Karl Nolle, MdL
spiegel-online.de, 13:10 Uhr, 01.10.2012
SPD-Kanzlerkandidat Steinbrück - Der Beamte als Revolutionär
Eine Kolumne von Jakob Augstein
Peer Steinbrück ist der beste Kanzlerkandidat für eine SPD, die nicht mehr daran glaubt, den globalisierten Kapitalismus besiegen zu können - und keinen eigenen Politikentwurf mehr hat. Warum nicht gleich die Fusion mit der CDU?
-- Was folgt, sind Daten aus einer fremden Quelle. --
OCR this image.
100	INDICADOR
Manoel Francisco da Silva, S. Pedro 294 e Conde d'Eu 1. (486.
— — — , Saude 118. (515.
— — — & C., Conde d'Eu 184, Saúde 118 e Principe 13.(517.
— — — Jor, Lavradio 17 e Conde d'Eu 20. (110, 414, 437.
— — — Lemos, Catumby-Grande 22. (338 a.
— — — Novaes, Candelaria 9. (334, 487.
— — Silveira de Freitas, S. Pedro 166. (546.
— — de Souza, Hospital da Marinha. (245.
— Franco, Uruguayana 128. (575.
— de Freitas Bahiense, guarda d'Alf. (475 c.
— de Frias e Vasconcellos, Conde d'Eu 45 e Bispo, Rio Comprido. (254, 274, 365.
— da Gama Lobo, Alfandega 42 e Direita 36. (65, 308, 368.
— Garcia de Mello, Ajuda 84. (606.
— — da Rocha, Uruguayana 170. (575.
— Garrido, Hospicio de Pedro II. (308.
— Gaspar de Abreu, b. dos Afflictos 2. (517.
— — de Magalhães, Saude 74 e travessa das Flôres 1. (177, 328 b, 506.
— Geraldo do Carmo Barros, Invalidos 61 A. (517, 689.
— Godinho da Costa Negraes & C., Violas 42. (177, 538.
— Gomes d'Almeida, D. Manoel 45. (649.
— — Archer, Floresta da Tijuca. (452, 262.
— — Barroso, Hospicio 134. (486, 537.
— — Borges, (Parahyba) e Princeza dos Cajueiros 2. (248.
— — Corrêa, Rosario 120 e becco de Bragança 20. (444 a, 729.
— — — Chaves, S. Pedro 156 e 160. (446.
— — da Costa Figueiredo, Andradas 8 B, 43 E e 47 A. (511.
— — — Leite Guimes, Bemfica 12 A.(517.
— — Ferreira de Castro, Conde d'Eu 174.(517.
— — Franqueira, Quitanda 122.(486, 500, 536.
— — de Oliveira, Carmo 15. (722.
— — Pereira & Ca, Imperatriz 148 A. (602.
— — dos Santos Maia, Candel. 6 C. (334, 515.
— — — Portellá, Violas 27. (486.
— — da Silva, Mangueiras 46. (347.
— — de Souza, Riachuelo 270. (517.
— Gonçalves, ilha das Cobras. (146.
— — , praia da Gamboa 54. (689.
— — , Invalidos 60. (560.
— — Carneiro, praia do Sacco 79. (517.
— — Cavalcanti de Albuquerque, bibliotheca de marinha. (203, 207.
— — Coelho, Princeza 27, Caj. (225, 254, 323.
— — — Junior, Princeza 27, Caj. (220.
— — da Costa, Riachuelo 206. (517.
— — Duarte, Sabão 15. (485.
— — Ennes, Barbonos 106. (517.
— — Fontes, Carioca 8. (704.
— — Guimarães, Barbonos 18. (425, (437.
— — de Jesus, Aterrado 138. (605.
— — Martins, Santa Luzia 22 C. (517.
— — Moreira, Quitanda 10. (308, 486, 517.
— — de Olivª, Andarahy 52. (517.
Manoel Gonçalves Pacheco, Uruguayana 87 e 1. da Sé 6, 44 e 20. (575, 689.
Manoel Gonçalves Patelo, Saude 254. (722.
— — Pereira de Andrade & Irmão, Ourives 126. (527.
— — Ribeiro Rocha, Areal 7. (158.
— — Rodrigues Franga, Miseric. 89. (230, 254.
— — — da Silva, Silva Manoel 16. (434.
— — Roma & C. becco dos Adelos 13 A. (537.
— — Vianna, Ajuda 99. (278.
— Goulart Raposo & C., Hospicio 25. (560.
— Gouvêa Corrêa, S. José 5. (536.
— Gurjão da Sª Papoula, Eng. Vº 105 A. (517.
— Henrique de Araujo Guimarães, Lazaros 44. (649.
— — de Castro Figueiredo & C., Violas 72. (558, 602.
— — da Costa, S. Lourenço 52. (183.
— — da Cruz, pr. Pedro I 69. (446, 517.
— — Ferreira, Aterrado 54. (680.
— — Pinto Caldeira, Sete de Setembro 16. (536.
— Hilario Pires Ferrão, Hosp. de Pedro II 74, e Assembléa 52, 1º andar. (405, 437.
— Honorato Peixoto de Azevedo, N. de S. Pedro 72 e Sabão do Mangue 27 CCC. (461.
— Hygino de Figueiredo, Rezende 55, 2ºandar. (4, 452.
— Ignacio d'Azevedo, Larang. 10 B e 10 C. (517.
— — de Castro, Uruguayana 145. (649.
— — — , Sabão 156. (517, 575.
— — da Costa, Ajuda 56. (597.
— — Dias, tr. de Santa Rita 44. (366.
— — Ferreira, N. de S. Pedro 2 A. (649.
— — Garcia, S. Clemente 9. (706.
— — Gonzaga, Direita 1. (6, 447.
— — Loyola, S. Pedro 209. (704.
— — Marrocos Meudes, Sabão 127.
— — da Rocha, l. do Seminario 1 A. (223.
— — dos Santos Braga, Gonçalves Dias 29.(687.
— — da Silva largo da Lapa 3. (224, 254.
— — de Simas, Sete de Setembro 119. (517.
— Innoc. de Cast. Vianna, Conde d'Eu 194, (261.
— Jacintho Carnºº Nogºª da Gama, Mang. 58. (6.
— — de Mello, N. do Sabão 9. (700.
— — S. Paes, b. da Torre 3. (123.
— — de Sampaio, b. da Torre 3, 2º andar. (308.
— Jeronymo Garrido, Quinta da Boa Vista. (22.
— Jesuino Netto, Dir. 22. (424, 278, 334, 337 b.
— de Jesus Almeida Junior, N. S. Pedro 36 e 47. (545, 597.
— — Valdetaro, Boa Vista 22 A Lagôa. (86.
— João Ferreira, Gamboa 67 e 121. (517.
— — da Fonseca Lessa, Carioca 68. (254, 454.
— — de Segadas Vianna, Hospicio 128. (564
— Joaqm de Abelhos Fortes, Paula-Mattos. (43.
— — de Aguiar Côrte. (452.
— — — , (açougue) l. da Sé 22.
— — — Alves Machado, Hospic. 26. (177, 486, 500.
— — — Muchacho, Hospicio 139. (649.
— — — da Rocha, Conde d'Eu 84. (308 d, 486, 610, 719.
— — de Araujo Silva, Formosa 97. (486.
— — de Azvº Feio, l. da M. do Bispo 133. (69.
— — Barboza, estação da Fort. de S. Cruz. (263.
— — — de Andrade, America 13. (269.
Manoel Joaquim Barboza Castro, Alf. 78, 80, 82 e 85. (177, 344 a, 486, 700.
Peer Steinbrück ist jetzt Kanzlerkandidat der SPD, und er sagt Dinge, die man von Kandidaten erwartet: "Wir setzen auf Sieg und nicht auf Platz." Das sind starke Worte. In Wahrheit ist die Kandidatur Steinbrücks aber nur Teil einer jener Personal-Rochaden, die aus der Politik ein so trübseliges Geschäft machen. Wer glaubt denn, dass dieser Mann eine Chance gegen die Bundeskanzlerin hat? Zwei Drittel der Deutschen jedenfalls glauben es nicht. Und die Leute haben bei solchen Sachen meist ein ganz gutes Gespür.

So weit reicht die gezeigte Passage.